Christian pilgrims who come to the Holy Land for millennium 2000 celebrations will be able to walk on the Sea of Galilee.
Israel’s driest winter in the region’s modern history last year so reduced the level of the Sea of Galilee that visitors now can walk on dry land where fish could swim until recently. And, according to Dr. Moshe Inbar, Professor of Geography, the situation is going to get worse.
The level of the Kinneret, the modern name for the historical Sea, will drop below the red line of 213 meters below sea level, he predicts. In July, it was already more than 212 meters below sea level and dropping fast, with vegetation sprouting up as the shoreline recedes by tens of meters.
Sounding like a modern-day Jeremiah, but one concerned with the country’s ecology morals, Inbar has been warning against the apathy both officials and citizens have displayed towards the dry spell. It is the worst drought in this area in this century, he said.
Inbar also believes it will be the costliest natural disaster in the country’s history, resulting in perhaps hundreds of millions of dollars of damage. Not just agriculture, but other sectors, too, he says, will feel the loss, adding that the landscape and ecology will suffer.
The geographer points out that the northern area of Israel where the Kinneret is located had less rain than this past year only once. That was in 1932. But that year had a record rainfall in the south of the country, which did not happen this year.
He also cites the fact that it is the third dry spell to hit Israel in the past fifty years. Even if this coming winter is not as arid as last year, but still receives less than average rainfall, he cautions, the crisis will continue to grow worse. There will be little water added to fill the reservoirs.
In fact, the Jordan River has been feeding the Kinneret only half of its average annual supply. There are sections of the southern Jordan, between the Sea of Galilee and the Dead Sea, where the flow is at a standstill, and one can cross the Jordan on foot, much as Joshua and the Israelites crossed it in their time—on dry land.
Inbar, whose specialty is geomorphology, faults those Israeli geographers who, as he sees it, explain away the severity of the water shortage. He himself is a proponent of desalination of seawater for a longer-term solution. But he also calls for immediate steps—even a 10% cut in consumption, he says, will save 50-60 million cubic meters of water a year, the output of a costly desalination plant.

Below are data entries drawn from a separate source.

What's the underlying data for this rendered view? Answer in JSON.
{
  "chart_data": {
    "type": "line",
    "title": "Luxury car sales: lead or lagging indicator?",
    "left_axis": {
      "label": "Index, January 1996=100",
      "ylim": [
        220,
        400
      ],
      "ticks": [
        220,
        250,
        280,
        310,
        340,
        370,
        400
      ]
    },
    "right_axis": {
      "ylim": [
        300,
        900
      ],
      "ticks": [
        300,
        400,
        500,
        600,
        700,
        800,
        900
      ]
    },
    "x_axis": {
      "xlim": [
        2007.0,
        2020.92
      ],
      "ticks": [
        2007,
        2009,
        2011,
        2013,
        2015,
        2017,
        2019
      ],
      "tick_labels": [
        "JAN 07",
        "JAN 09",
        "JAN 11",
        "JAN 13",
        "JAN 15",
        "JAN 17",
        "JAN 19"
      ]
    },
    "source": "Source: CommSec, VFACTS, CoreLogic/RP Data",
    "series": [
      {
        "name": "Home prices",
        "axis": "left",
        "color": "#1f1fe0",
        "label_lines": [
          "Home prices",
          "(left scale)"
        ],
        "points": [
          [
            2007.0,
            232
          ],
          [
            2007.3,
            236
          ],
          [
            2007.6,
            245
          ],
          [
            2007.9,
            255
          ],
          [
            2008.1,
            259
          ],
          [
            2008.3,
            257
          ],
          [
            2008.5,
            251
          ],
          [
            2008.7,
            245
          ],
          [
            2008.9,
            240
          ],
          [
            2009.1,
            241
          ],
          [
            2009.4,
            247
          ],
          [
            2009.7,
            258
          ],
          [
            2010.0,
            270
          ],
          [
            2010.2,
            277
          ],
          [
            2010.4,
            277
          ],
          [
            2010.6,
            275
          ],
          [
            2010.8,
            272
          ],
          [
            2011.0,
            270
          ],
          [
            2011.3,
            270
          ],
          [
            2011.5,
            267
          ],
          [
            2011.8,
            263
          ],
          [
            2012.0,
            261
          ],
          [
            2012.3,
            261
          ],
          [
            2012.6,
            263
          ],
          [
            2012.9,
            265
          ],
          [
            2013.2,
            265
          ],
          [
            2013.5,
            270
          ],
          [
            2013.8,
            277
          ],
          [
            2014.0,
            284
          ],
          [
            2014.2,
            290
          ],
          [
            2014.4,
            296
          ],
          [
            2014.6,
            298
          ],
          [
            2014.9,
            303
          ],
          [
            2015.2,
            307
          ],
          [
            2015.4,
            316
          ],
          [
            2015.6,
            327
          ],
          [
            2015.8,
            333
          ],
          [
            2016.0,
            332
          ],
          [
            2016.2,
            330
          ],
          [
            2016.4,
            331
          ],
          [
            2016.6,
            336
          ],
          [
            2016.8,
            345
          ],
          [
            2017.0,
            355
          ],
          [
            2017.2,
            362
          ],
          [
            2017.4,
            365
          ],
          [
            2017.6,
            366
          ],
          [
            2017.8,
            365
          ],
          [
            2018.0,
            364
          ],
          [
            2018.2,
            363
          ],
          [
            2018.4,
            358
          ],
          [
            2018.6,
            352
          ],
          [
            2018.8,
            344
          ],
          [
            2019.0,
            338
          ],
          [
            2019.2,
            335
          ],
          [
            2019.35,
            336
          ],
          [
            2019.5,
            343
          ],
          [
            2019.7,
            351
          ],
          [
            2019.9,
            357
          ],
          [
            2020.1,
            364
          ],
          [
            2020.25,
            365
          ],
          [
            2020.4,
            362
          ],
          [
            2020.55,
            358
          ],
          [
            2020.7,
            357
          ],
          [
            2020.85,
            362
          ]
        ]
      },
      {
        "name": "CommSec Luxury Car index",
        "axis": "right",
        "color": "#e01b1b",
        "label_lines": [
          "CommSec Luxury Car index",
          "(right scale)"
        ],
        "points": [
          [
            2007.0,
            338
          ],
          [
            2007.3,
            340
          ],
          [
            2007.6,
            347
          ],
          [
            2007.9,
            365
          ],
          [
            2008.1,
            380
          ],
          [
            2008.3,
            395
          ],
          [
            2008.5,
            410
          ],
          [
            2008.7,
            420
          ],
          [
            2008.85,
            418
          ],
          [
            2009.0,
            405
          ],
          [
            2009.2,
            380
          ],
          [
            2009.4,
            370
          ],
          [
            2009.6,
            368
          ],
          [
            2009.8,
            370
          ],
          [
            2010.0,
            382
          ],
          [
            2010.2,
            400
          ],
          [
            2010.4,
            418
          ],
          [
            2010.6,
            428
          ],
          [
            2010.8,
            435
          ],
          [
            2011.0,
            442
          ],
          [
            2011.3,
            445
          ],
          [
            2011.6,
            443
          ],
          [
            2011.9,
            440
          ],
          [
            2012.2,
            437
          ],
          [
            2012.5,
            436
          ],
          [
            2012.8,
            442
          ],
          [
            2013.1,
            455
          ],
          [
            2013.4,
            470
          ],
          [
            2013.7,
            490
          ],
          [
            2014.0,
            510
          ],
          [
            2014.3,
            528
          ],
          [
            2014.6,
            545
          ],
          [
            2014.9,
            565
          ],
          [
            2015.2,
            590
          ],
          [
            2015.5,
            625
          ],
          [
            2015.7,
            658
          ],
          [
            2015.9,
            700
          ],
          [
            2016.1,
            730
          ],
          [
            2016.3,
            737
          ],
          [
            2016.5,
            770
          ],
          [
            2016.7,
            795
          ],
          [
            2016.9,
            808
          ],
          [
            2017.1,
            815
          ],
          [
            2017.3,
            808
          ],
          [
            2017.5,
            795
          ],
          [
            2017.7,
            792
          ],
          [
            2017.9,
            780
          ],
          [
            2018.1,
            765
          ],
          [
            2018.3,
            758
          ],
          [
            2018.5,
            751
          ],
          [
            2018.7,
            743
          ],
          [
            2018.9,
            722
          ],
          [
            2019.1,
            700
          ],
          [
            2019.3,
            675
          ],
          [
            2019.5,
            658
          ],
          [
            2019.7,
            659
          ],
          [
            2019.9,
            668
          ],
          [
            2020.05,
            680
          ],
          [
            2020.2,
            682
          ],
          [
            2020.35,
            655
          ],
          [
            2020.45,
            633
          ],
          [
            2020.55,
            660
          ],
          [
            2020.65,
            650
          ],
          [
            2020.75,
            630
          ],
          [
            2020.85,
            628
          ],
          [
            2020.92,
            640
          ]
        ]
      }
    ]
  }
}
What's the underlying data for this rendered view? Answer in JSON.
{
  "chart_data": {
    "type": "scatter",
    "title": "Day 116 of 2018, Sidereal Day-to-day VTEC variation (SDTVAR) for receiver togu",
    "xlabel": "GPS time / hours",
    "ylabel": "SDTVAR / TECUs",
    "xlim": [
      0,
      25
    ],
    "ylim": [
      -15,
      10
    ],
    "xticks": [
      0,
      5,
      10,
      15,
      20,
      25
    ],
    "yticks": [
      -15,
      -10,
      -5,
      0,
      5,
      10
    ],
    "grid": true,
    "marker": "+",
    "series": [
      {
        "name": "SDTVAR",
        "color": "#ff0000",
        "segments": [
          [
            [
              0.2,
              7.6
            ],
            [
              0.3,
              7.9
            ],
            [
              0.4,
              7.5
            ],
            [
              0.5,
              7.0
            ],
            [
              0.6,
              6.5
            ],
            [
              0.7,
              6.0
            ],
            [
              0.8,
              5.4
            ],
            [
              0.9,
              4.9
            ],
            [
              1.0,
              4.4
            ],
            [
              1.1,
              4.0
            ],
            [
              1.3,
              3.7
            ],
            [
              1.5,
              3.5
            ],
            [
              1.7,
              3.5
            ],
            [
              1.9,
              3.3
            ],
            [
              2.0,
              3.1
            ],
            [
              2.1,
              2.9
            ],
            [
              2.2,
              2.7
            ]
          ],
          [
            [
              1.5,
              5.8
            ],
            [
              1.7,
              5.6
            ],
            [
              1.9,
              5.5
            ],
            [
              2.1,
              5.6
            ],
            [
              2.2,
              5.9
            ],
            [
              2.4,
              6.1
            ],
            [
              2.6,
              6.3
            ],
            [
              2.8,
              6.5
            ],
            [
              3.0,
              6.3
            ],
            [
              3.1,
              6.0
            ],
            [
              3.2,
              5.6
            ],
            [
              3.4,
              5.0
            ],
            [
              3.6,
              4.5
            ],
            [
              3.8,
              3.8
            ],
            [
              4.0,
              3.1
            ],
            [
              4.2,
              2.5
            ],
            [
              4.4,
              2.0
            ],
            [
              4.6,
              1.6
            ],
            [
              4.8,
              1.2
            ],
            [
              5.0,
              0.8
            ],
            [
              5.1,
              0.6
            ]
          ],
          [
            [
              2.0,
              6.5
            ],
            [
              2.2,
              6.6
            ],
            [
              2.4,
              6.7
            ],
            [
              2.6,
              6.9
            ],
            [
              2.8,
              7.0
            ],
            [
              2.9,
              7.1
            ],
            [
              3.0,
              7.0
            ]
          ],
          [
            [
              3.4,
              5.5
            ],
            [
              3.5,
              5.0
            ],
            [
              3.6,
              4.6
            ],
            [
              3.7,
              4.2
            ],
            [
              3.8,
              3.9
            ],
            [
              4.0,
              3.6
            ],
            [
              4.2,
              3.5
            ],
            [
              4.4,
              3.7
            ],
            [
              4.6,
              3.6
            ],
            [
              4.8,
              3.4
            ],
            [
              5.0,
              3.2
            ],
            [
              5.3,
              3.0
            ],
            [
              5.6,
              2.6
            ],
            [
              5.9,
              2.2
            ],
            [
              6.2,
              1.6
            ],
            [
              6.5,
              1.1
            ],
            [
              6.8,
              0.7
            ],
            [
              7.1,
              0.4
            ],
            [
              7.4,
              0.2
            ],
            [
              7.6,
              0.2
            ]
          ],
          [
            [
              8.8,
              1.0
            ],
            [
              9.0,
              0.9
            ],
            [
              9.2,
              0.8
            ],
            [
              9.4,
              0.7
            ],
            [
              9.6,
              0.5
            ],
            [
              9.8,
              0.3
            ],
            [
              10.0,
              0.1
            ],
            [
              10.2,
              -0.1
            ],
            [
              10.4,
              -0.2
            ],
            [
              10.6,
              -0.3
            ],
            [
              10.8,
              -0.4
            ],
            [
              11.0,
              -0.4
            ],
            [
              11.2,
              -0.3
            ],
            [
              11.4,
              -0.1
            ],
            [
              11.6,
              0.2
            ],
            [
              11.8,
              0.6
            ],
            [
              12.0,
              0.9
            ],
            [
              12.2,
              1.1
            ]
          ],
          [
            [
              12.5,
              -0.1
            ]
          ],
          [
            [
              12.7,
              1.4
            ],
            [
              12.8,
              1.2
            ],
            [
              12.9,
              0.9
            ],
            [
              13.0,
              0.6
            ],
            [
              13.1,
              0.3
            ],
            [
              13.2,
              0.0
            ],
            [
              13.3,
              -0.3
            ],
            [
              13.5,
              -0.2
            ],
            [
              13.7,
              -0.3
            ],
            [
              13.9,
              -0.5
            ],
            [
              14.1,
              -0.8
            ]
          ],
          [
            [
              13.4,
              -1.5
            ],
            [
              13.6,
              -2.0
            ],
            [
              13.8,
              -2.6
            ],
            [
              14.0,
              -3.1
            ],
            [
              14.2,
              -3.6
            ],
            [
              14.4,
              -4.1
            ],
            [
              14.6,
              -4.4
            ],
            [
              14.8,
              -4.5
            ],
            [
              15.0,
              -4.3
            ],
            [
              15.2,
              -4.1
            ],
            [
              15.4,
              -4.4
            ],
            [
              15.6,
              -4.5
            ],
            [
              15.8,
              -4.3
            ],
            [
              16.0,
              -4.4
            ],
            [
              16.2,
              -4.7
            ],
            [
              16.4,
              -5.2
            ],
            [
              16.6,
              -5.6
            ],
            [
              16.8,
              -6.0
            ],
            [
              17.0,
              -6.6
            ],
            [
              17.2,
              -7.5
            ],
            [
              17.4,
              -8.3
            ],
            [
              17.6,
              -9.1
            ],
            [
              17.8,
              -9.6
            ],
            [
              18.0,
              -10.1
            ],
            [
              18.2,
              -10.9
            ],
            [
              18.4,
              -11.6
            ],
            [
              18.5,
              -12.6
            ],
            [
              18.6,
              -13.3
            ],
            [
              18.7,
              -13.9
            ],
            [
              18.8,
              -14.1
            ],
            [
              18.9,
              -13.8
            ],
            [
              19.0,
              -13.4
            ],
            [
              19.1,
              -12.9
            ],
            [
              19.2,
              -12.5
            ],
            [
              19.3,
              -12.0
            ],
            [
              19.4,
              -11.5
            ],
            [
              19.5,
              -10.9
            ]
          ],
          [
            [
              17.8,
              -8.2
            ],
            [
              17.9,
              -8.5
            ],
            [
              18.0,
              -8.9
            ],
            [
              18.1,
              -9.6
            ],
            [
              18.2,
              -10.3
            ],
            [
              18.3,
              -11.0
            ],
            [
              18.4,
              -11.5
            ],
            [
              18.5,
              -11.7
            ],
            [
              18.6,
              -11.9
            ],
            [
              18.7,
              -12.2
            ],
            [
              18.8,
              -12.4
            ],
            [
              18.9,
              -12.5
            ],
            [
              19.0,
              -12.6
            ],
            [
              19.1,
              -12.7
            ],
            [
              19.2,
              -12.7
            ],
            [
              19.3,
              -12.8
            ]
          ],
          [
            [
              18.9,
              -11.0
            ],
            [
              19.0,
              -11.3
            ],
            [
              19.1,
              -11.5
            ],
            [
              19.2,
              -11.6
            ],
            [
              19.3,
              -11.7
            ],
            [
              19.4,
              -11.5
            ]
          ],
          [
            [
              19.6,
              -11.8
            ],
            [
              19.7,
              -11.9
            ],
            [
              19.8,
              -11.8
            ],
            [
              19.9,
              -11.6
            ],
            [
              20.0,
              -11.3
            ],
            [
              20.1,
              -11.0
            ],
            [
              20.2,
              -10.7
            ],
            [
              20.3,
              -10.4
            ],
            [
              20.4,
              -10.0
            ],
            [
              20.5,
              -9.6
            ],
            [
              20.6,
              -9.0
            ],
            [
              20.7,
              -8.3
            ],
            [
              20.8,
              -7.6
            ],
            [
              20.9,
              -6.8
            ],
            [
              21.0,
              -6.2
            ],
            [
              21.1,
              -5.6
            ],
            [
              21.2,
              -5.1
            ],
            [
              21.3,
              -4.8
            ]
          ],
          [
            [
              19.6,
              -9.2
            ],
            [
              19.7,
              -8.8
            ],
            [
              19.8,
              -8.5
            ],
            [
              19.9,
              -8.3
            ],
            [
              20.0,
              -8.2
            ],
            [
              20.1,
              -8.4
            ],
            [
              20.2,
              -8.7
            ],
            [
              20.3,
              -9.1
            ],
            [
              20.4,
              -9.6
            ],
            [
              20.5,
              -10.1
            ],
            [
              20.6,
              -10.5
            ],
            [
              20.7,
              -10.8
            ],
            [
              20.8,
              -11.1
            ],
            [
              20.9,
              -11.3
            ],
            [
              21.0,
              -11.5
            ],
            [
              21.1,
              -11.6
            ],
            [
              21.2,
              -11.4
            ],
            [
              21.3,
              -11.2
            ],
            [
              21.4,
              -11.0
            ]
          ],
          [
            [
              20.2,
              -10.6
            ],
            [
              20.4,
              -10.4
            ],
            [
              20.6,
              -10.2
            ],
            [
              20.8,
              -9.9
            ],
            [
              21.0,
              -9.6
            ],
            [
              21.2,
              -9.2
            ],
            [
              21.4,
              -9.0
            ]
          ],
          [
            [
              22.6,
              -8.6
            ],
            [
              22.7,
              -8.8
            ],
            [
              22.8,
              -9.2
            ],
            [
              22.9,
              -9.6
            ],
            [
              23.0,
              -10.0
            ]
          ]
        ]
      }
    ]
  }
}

Israelis consume on average 300 liters of water per person per day, whereas consumption in London and other large Western European cities averages 200 liters per day per person. A 10% cut would not affect an Israeli’s lifestyle, he says with a hint of sarcasm. This per capital consumption of water may not have grown in recent years, the Haifa University professor adds, but Israel’s population has increased.
Inbar charges that the State Water Commission has been helpless, farmers are not alarmed in the face of the coming shortage, and the general Israeli public continues to consume water as if there were no crisis.